Data Splitting Utilities

This module contains utility functions for splitting datasets into smaller datasets. One primary use case for this is to run sections of the pipeline in an auto parallel manner.

Note that it is critical that all data splitting utility functions are definied in this module; easylink will not be able to find them otherwise.

easylink.utilities.splitter_utils.split_data_by_size(input_files, output_dir, desired_chunk_size_mb)[source]

Splits the data (from a single input slot) into chunks of desired size.

This function takes all datasets from a single input slot, concatenates them, and then splits the resulting dataset into chunks of the desired size. Note that this will split the data as evenly as possible, but the final chunk may be smaller than the desired size if the input data does not divide evenly; it makes no effort to redistribute the lingering data.

Return type:

None

Parameters:

input_files (list[str]) – A list of input file paths to be concatenated and split.
output_dir (str) – The directory where the resulting chunks will be saved.
desired_chunk_size_mb (int | float) – The desired size of each chunk, in megabytes.

easylink.utilities.splitter_utils.split_data_in_two(input_files, output_dir, *args, **kwargs)[source]

Splits the data (from a single input slot) into two chunks of equal.
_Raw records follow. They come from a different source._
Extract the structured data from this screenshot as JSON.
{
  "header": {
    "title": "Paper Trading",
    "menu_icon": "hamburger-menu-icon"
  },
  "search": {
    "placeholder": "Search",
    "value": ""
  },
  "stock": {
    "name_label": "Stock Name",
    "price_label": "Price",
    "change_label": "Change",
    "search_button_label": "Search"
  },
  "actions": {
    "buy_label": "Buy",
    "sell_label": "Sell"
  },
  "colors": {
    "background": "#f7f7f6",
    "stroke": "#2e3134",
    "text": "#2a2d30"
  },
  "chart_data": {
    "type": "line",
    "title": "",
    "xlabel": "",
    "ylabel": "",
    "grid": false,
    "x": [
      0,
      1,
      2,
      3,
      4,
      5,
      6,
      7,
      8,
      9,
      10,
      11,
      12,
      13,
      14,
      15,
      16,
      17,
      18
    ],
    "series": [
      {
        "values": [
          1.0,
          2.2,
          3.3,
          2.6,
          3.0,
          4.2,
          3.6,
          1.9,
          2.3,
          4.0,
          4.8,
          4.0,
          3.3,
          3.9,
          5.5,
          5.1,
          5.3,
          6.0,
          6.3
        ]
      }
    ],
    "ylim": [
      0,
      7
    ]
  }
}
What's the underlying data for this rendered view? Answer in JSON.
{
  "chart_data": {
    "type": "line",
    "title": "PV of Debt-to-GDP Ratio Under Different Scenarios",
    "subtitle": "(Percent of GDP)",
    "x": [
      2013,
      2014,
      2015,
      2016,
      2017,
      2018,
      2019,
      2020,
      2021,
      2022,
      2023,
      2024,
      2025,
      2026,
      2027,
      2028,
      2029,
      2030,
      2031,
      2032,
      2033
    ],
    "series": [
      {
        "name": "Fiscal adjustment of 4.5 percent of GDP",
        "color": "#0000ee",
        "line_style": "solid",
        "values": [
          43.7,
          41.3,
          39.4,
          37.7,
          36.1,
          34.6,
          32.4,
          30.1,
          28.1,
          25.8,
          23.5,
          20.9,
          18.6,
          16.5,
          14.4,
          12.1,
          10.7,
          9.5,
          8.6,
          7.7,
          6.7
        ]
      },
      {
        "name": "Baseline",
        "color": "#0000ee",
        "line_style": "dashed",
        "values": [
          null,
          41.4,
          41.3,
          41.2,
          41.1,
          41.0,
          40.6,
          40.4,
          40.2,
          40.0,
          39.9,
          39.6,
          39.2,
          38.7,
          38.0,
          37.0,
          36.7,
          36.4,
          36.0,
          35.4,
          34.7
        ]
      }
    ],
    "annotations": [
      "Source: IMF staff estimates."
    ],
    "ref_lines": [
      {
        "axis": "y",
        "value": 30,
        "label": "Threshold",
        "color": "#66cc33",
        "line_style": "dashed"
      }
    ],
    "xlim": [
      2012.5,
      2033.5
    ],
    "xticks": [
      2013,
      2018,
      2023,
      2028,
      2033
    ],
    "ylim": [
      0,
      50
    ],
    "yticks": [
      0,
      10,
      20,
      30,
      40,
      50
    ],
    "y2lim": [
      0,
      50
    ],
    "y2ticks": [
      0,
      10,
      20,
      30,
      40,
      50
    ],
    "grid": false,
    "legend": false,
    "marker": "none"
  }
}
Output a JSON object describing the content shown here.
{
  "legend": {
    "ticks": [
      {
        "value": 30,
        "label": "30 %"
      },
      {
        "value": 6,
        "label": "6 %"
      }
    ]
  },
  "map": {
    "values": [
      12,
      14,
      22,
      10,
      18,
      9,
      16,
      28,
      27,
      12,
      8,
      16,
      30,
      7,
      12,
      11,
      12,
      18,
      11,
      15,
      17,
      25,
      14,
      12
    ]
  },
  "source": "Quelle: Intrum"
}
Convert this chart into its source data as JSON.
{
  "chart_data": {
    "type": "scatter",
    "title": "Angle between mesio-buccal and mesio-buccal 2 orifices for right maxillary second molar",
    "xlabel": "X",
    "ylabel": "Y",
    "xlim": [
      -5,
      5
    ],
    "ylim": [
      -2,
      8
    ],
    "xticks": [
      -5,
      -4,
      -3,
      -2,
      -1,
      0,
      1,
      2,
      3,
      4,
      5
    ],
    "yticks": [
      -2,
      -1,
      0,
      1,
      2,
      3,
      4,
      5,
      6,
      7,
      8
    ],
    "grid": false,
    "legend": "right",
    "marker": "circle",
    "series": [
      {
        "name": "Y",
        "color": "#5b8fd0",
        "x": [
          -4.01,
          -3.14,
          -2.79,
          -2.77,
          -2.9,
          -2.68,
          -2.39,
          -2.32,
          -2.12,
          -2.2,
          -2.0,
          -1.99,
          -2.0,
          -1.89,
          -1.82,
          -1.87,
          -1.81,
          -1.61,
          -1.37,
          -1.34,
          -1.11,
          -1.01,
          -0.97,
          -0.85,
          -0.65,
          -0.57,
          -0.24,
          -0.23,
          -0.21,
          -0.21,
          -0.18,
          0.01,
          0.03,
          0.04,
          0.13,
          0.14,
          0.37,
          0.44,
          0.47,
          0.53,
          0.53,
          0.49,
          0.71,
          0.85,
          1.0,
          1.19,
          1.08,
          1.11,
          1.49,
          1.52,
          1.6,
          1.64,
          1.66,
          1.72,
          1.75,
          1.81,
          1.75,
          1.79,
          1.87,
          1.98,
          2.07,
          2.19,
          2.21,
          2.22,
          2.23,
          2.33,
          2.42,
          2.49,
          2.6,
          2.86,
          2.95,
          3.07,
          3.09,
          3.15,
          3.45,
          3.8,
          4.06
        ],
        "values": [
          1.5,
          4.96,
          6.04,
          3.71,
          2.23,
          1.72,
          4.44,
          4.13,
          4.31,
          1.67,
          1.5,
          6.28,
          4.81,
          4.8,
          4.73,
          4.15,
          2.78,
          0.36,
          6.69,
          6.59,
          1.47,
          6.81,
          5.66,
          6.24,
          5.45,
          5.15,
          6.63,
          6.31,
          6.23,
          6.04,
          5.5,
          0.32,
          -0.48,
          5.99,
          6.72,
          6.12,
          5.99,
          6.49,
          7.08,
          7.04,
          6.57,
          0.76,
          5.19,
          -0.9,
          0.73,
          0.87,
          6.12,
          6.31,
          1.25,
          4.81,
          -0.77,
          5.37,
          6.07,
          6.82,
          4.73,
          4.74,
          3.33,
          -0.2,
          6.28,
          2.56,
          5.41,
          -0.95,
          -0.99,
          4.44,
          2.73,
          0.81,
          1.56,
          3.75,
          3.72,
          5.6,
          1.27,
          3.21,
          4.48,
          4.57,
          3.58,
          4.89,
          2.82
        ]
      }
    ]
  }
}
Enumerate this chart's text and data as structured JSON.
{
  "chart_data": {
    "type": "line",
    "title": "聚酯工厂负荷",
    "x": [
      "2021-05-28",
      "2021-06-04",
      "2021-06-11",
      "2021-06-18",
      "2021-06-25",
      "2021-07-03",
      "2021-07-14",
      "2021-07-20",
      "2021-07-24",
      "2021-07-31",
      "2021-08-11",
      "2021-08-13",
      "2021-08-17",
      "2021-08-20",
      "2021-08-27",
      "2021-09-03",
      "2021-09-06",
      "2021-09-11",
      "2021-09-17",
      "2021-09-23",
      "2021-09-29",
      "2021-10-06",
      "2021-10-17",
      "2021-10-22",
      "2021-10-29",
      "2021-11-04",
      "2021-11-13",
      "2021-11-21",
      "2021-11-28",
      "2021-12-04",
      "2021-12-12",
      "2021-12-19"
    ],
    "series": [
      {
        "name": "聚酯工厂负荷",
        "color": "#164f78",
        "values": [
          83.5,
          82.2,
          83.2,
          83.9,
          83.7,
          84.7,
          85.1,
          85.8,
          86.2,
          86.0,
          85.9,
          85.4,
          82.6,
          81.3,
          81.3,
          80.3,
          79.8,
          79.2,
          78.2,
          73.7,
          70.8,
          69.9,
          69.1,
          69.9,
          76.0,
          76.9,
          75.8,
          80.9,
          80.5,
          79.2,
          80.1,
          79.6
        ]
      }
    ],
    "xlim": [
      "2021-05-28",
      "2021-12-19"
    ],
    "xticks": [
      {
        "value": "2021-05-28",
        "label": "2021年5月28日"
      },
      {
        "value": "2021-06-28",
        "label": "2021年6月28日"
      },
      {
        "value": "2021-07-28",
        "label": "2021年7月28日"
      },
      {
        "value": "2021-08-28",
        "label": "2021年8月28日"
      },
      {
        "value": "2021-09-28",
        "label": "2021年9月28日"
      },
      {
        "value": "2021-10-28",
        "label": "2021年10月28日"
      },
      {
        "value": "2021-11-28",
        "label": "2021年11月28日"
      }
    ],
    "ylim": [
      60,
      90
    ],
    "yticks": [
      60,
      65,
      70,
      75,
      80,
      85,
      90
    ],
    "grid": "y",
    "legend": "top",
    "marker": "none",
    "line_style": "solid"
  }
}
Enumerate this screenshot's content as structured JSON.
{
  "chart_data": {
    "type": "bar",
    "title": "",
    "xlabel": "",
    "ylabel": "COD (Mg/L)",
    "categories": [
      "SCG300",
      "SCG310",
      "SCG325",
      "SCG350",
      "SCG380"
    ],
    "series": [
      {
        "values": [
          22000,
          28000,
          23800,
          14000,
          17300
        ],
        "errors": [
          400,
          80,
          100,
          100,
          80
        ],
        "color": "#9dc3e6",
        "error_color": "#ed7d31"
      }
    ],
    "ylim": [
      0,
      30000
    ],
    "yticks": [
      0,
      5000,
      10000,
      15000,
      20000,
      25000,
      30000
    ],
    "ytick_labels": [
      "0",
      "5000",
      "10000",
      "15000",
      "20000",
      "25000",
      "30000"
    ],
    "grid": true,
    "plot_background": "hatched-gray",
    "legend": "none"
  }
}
This function takes all datasets from a single input slot, concatenates them, and then splits the resulting dataset into two chunks of similar size.

Return type:

None

Parameters:

input_files (list[str]) – A list of input file paths to be concatenated and split.
output_dir (str) – The directory where the resulting chunks will be saved.
desired_chunk_size_mb – The desired size of each chunk, in megabytes.